Metal (aluminum and boron) based energetic materials have been wildly applied in various fields including aerospace, explosives and micro-devices due to their high energy density. Unfortunately, the low combustion efficiency and reactivity of metal fuels, especially boron (B), severely limit their practical applications. Herein, multi-component 3D microspheres of HMX/B/Al/PTFE (HBA) have been designed and successfully prepared by emulsion and solvent evaporation method to achieve superior energy and combustion reactivity. The reactivity and energy output of HBA are systematically measured by ignition-burning test, constant-volume explosion vessel system and bomb calorimetry.
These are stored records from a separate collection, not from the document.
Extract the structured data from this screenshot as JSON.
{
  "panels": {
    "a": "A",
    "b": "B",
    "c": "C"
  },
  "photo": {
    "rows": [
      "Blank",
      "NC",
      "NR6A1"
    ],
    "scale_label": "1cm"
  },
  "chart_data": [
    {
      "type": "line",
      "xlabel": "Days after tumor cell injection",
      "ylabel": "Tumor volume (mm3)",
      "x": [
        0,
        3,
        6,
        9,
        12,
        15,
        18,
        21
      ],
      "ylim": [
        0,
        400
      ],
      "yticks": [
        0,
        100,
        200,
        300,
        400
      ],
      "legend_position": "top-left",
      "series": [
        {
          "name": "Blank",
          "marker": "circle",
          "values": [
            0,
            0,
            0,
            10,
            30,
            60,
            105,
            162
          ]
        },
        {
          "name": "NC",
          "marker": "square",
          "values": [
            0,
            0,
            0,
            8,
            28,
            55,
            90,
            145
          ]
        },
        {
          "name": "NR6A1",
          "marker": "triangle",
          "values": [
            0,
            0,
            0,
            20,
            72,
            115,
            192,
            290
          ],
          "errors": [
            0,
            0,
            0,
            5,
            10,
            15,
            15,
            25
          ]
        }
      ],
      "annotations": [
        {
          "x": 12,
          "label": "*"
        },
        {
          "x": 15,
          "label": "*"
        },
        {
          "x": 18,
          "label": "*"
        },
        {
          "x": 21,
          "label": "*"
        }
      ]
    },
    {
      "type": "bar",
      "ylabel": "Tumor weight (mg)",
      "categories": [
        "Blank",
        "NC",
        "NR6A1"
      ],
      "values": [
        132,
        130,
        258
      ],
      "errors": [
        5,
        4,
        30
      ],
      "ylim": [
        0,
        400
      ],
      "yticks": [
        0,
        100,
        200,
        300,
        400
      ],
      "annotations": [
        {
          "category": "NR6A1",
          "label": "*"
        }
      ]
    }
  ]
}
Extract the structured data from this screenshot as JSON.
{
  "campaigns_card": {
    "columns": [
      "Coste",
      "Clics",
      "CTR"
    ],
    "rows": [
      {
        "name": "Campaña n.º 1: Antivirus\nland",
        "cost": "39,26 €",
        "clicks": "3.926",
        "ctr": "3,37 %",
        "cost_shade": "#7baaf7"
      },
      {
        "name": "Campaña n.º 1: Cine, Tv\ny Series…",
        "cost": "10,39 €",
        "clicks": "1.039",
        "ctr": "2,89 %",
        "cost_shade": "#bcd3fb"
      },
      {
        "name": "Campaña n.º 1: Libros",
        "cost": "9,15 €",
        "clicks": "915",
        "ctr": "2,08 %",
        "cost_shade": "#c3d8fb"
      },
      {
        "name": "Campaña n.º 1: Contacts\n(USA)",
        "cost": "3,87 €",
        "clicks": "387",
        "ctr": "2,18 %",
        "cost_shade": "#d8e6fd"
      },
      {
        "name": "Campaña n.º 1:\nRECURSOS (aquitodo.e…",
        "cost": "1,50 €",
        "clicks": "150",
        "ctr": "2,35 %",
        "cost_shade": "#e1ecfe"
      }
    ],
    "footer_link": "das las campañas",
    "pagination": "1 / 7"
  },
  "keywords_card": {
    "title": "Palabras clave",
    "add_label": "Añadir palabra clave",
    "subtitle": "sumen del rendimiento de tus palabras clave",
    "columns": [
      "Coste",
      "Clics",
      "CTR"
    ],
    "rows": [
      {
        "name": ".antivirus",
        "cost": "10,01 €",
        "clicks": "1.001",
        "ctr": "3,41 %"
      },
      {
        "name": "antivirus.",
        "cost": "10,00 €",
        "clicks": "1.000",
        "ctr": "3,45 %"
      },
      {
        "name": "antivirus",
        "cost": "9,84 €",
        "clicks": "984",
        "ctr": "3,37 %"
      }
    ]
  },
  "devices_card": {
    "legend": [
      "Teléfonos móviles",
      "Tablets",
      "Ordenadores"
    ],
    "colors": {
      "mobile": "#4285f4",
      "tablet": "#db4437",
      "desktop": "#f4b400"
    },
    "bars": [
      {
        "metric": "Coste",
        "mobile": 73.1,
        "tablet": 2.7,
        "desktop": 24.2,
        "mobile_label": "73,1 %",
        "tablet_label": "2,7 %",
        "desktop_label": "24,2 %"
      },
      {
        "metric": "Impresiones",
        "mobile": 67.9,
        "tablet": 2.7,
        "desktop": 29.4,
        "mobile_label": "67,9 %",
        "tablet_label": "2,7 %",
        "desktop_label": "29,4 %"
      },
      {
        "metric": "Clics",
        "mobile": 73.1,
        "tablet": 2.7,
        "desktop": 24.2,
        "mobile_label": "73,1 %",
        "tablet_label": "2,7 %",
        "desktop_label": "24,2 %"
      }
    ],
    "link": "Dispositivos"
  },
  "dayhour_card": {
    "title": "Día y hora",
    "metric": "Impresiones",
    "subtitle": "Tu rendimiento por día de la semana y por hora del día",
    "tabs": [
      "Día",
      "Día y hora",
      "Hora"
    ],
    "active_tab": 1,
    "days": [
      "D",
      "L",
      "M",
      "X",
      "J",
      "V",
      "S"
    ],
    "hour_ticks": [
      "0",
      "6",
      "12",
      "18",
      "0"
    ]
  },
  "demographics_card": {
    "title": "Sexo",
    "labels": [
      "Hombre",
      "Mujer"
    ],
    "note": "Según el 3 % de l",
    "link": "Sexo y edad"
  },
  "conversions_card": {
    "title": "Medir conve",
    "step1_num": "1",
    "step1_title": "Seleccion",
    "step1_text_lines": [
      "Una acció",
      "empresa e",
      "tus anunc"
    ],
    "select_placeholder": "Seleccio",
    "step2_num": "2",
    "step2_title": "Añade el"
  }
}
Due to the increased interfacial contact and reaction area, HBA shows higher flame propagation rate, faster pressurization rate and larger combustion heat of 29.95 cm/s, 1077 kPa/s, and 6164.43 J/g, which is 1.5 times, 3.5 times, and 1.03 times of the physical mixed counterpart (HBA-P). Meanwhile, HBA also shows enhanced energy output and reactivity than 3D microspheres of HMX/B/PTFE (HB) resulting from the high reactivity of Al. The reaction mechanism of 3D microspheres is comprehensively investigated through combustion emission spectral and thermal analysis (TG-DSC-MS). The superior reactivity and energy of HBA originate from the surface etching of fluorine to the inert shell (Al 2 O 3 and B 2 O 3 ) and the initiation effect of Al to B. This work offers a promising approach to design and prepare high-performance energetic materials for the practical applications.